I tend to agree with Claire about inclusion of version control. This would fall under one of the best practices generally covered by effective data management, and put into practice through data management plans.
Before I comment on 'research dataset', I think think it beneficial to first understand what we mean by a dataset. The issue that arises in the CASRAI context is that there are two different definitions:
A series of structured observations, measurements or facts identified from the research which can be stored in a database
Any organized collection of data in a computational format, defined by a theme or category that reflects what is being measured/observed/monitored. The presentation of the data in the application is enabled through metadata.
Before any compound terms can be made, we must first agree upon which of the data set / dataset definitions we want to use.

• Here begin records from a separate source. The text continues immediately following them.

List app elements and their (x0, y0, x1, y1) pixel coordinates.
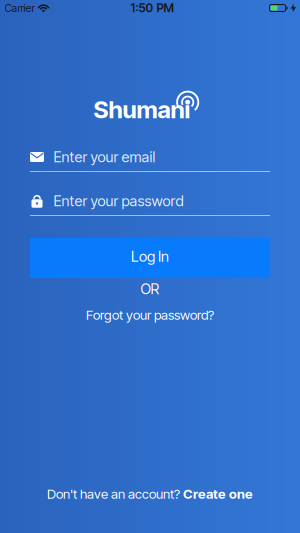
staticText: Enter your email (54, 148, 156, 166)
staticText: Forgot your password? (86, 307, 214, 323)
staticText: Log In (131, 248, 169, 265)
button[interactable]: Enter your password (30, 191, 270, 216)
staticText: Shumani (94, 95, 190, 124)
button[interactable]: Enter your email (30, 147, 270, 172)
staticText: 1:50 PM (130, 1, 174, 15)
button[interactable]: Don't have an account? Create one (47, 486, 253, 502)
button[interactable]: Log In (30, 238, 270, 278)
staticText: Carrier (4, 2, 34, 14)
button[interactable]: Forgot your password? (86, 307, 214, 323)
staticText: Enter your password (54, 192, 184, 210)
staticText: Don't have an account? Create one (47, 486, 253, 502)
staticText: OR (140, 280, 160, 298)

The current definition (Research Dataset) blends elements of other definitions. Assuming we can agree on what a dataset actually is, we then need to understand how a "Research Dataset" is different from a 'regular' dataset. By 'research' do we mean that the dataset is created in the context of a research project? Or that the information in a dataset is used to support research? My concern with the term Research dataset is that it seems as though it could apply to all datasets.

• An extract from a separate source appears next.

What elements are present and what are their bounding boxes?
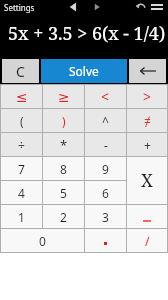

As a minor side note, I am not clear as to why the definition includes the condition "in a computational format'. While probably 99.99% of datasets are in a computational format, the format itself is not a vital element (or is it?). Most research datasets will be captured in computational formats. That being said, I can imagine cases where a researcher could collect data and observations by hand, capturing that data in a paper notebook (i.e. a non-computational format). These datasets are paper-based, and would therefore not fit under the definition we are proposing here. This is an unusual case, I admit. But I don't see the need to make the computational format clause, and I think by removing it the definition would actually be improved.